Time to Reflect and Assess
The escalating number of nonprofits and demand for restricted resources calls for a bold refashioning of the donor-organization relationship based upon clarity about an organization’s role, its potential reach and its sustainability. The road to stability and viability requires far more than communicating the need for money.
Thoughtful, Honest Analysis
Hard times call for hard analysis: Assess your mission, your business model and similar organizations, and analyze the unique role your nonprofit organization makes in the lives of those served. The clear, thoughtful answers to the suggested questions below, perhaps in an all-staff brainstorming session, can become the underpinnings of highly-effective, key messages to both individual and institutional donors in challenging times.
- Is our mission authentic and relevant to what we do today?
- What societal problem or issue is our organization trying to abate or resolve?
- How does addressing this problem help the state, the nation or the world?
- In what ways does our organization approach issue(s)?
- What do we do best; do we innovate?
- What do we not do well?
- Are we keeping up with changing needs and demographics?
- What data do we collect to demonstrate that we are making a difference, which we can share with the public?
- In what areas do we “invest” the donor dollars that are critical to the issue that we are committed to?
- How much of donors’ money is spent on direct services rather than administration?
Positioning Your Nonprofit
Once these questions are answered, pose several more questions that place your organization within the larger context of other organizations and the community you serve, to determine your particular brand and niche:
- What other organizations are tackling the same problem, and how is our organization different?
- Is there a duplication or overlap of services for the population we serve within our community?

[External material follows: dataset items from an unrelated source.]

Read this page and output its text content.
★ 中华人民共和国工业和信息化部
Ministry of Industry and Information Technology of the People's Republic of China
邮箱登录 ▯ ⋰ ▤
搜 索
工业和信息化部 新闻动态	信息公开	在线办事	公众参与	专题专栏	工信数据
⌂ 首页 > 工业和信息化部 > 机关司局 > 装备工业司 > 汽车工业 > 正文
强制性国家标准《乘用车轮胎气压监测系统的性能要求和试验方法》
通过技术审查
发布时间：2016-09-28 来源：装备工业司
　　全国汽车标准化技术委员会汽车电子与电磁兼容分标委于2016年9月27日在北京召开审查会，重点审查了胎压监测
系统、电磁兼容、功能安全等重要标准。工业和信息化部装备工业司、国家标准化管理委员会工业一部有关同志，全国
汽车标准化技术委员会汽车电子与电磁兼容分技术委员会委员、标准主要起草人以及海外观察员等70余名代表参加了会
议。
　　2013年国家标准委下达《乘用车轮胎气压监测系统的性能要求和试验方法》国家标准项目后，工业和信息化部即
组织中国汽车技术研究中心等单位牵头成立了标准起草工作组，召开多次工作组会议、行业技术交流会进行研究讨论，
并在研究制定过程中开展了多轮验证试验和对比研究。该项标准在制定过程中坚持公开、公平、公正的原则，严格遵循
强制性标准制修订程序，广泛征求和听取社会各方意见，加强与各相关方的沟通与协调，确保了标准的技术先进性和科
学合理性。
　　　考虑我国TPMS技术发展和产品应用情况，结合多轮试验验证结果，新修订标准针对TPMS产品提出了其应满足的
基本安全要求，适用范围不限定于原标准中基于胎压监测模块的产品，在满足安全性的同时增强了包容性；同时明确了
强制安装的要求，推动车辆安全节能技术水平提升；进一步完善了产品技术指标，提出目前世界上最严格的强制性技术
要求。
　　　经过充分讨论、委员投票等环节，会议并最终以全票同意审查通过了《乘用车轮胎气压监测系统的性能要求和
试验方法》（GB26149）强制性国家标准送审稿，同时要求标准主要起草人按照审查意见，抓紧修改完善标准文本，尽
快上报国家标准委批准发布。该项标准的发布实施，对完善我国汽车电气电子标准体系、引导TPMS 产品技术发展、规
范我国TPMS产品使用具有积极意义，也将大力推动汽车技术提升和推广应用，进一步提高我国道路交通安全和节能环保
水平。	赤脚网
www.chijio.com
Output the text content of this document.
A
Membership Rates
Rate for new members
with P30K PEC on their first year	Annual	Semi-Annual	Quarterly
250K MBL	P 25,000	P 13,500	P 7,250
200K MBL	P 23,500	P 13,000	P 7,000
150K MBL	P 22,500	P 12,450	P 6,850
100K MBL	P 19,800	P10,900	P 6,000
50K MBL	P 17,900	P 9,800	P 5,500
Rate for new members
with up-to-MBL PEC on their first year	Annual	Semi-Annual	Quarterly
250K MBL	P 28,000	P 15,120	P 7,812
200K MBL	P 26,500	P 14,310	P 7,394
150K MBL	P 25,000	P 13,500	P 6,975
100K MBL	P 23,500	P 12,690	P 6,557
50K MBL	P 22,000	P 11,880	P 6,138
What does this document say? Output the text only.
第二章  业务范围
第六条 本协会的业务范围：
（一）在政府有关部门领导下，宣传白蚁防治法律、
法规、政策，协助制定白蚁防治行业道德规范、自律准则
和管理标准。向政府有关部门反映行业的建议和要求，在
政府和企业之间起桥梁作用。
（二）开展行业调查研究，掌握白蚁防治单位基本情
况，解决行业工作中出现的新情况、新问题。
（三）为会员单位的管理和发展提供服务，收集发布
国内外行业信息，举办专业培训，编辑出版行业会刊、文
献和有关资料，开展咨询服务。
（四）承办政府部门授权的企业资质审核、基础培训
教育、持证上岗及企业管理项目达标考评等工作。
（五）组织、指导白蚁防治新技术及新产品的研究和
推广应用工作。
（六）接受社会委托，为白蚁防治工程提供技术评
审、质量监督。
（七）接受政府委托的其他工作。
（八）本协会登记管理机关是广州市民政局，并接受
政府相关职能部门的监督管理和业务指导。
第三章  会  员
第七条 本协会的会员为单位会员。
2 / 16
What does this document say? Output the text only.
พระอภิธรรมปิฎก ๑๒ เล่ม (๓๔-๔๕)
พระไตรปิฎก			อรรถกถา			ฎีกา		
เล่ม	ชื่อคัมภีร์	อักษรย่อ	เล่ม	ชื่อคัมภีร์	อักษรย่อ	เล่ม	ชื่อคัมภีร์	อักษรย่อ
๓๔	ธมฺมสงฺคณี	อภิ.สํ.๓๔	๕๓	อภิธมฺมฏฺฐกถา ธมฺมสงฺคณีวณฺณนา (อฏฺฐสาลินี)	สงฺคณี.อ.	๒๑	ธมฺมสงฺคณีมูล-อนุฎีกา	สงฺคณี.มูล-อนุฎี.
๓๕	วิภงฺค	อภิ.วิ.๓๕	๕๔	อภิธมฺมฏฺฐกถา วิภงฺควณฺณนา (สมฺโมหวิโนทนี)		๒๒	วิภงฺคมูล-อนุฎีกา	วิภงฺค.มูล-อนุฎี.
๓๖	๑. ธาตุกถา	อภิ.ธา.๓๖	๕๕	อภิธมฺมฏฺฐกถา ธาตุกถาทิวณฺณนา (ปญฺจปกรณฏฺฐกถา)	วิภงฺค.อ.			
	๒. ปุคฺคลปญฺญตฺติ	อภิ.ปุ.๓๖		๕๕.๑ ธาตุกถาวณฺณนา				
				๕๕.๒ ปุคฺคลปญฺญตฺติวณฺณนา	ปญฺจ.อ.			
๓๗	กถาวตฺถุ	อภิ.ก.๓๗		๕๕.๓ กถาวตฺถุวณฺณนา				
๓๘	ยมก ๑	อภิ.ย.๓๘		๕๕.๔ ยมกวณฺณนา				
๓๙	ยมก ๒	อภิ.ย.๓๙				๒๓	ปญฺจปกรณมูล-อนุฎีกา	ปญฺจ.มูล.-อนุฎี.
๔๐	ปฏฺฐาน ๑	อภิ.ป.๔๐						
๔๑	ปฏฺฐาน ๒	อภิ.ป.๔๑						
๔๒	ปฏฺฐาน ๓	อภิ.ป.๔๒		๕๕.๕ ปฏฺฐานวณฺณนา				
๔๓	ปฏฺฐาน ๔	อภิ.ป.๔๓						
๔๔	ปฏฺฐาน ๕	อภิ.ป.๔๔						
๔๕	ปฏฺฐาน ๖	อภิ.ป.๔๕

What do we do that is indispensable, and on what scale?
- Could we form strategic partnerships or a consortium with similar services so that there is a discontinuation of weaker services and a melding of our complementary strengths?
- Could our organization (i.e., a domestic abuse shelter) pair with another neighborhood organization to enhance or expand our services (i.e., a GED center) to serve more people in deeper ways?
Bold Donor-Centered Messaging
Once there are answers to these questions, clear, bold, donor-centered messaging can be created for current and potential donors. New studies reveal that direct mail, for example, that pulls at the heartstrings is no longer as effective as donor communications that tell how an organization is solving a problem using hard data to prove its effectiveness.
- Let your stakeholders know exactly how they will be funding solutions to various societal problems.
- Offer confirmation that your organization is among the most effective ones tackling an issue
- Show donors that their gift is “invested” wisely and for the purpose given.
- And give them frequent affirmation that they are valued.
And always be sure to communicate the inspiring story of your organization’s work. Find ways to talk directly to people. Engage your board members as ambassadors who will tell your story. Make sure that even when writing you tell your organization’s story as if it were being told in-person.
Also, reach out to colleagues, and contact others whose work you admire. Do this both to nurture yourself and to seek inspiring ways to make your organization stronger.
Experiment with a variety of avenues to communicate with people of all ages and demographics – from traditional print materials, your website and social media. Mix it up. Make the case that your organization makes a difference. Keep it authentic – and keep it personal. Be fearless in spirit and have the daring to stand out.